Opponents of Same-Sex Marriage often claim that the issue is not one of civil rights; individuals in same-sex couples have the same right to get married as any other individual…to a person of the opposite sex. Many of these detractors consider the expansion of the definition of marriage just to satisfy the desires of homosexuals a “special privilege,” and government should not be in the business of making special accommodations for select citizens.
This line of reasoning has always struck me as particularly unfair. So, I’ve thought of an analogy that properly highlights why Same-Sex Marriage is not an issue of one group demanding extra-constitutional “special privileges,” but one of basic human freedom.
Marriage is defined as the legal/religious union between a man and a woman. All men and women have the right to be married to a member of the opposite sex. Therefore, homosexuals have the same rights as everyone else–to get married to a member of the opposite sex.

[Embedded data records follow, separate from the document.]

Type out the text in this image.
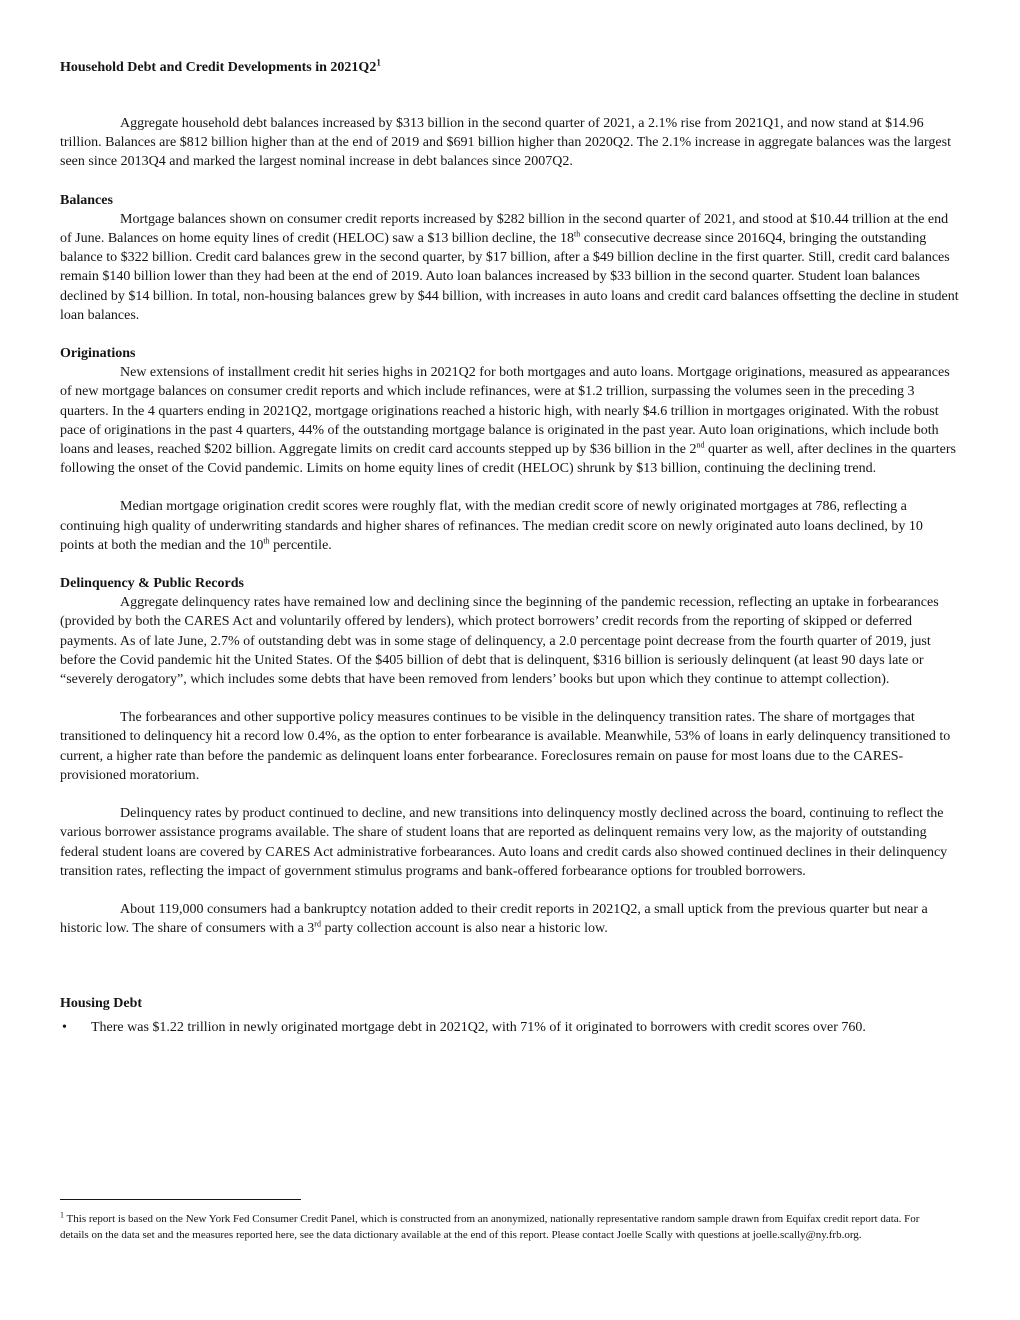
Household Debt and Credit Developments in $2021Q2^1$

Aggregate household debt balances increased by $313 billion in the second quarter of 2021, a 2.1% rise from 2021Q1, and now stand at $14.96 trillion. Balances are $812 billion higher than at the end of 2019 and $691 billion higher than 2020Q2. The 2.1% increase in aggregate balances was the largest seen since 2013Q4 and marked the largest nominal increase in debt balances since 2007Q2.

Balances

Mortgage balances shown on consumer credit reports increased by $282 billion in the second quarter of 2021, and stood at $10.44 trillion at the end of June. Balances on home equity lines of credit (HELOC) saw a $13 billion decline, the 18th consecutive decrease since 2016Q4, bringing the outstanding balance to $322 billion. Credit card balances grew in the second quarter, by $17 billion, after a $49 billion decline in the first quarter. Still, credit card balances remain $140 billion lower than they had been at the end of 2019. Auto loan balances increased by $33 billion in the second quarter. Student loan balances declined by $14 billion. In total, non-housing balances grew by $44 billion, with increases in auto loans and credit card balances offsetting the decline in student loan balances.

Originations

New extensions of installment credit hit series highs in 2021Q2 for both mortgages and auto loans. Mortgage originations, measured as appearances of new mortgage balances on consumer credit reports and which include refinances, were at $1.2 trillion, surpassing the volumes seen in the preceding 3 quarters. In the 4 quarters ending in 2021Q2, mortgage originations reached a historic high, with nearly $4.6 trillion in mortgages originated. With the robust pace of originations in the past 4 quarters, 44% of the outstanding mortgage balance is originated in the past year. Auto loan originations, which include both loans and leases, reached $202 billion. Aggregate limits on credit card accounts stepped up by $36 billion in the 2nd quarter as well, after declines in the quarters following the onset of the Covid pandemic. Limits on home equity lines of credit (HELOC) shrunk by $13 billion, continuing the declining trend.

Median mortgage origination credit scores were roughly flat, with the median credit score of newly originated mortgages at 786, reflecting a continuing high quality of underwriting standards and higher shares of refinances. The median credit score on newly originated auto loans declined, by 10 points at both the median and the 10th percentile.

Delinquency & Public Records

Aggregate delinquency rates have remained low and declining since the beginning of the pandemic recession, reflecting an uptake in forbearances (provided by both the CARES Act and voluntarily offered by lenders), which protect borrowers’ credit records from the reporting of skipped or deferred payments. As of late June, 2.7% of outstanding debt was in some stage of delinquency, a 2.0 percentage point decrease from the fourth quarter of 2019, just before the Covid pandemic hit the United States. Of the $405 billion of debt that is delinquent, $316 billion is seriously delinquent (at least 90 days late or “severely derogatory”, which includes some debts that have been removed from lenders’ books but upon which they continue to attempt collection).

The forbearances and other supportive policy measures continues to be visible in the delinquency transition rates. The share of mortgages that transitioned to delinquency hit a record low 0.4%, as the option to enter forbearance is available. Meanwhile, 53% of loans in early delinquency transitioned to current, a higher rate than before the pandemic as delinquent loans enter forbearance. Foreclosures remain on pause for most loans due to the CARES-provisioned moratorium.

Delinquency rates by product continued to decline, and new transitions into delinquency mostly declined across the board, continuing to reflect the various borrower assistance programs available. The share of student loans that are reported as delinquent remains very low, as the majority of outstanding federal student loans are covered by CARES Act administrative forbearances. Auto loans and credit cards also showed continued declines in their delinquency transition rates, reflecting the impact of government stimulus programs and bank-offered forbearance options for troubled borrowers.

About 119,000 consumers had a bankruptcy notation added to their credit reports in 2021Q2, a small uptick from the previous quarter but near a historic low. The share of consumers with a 3rd party collection account is also near a historic low.

Housing Debt
•	There was $1.22 trillion in newly originated mortgage debt in 2021Q2, with 71% of it originated to borrowers with credit scores over 760.
$^1$ This report is based on the New York Fed Consumer Credit Panel, which is constructed from an anonymized, nationally representative random sample drawn from Equifax credit report data. For details on the data set and the measures reported here, see the data dictionary available at the end of this report. Please contact Joelle Scally with questions at joelle.scally@ny.frb.org.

Voting is defined as the formal expression of one’s preference for a candidate from the Democrat party. All people who vote have the same right to vote for a Democrat. Therefore, Republicans have the same rights as everyone else–to vote for a Democrat.
If voting doesn’t allow citizens to exercise free choice in the first scenario, how can a narrow definition of marriage allow for a diversity of sexual preferences? The answer is it cannot, and it’s time we as a society revisited some of the basic definitions informing our civil liberties.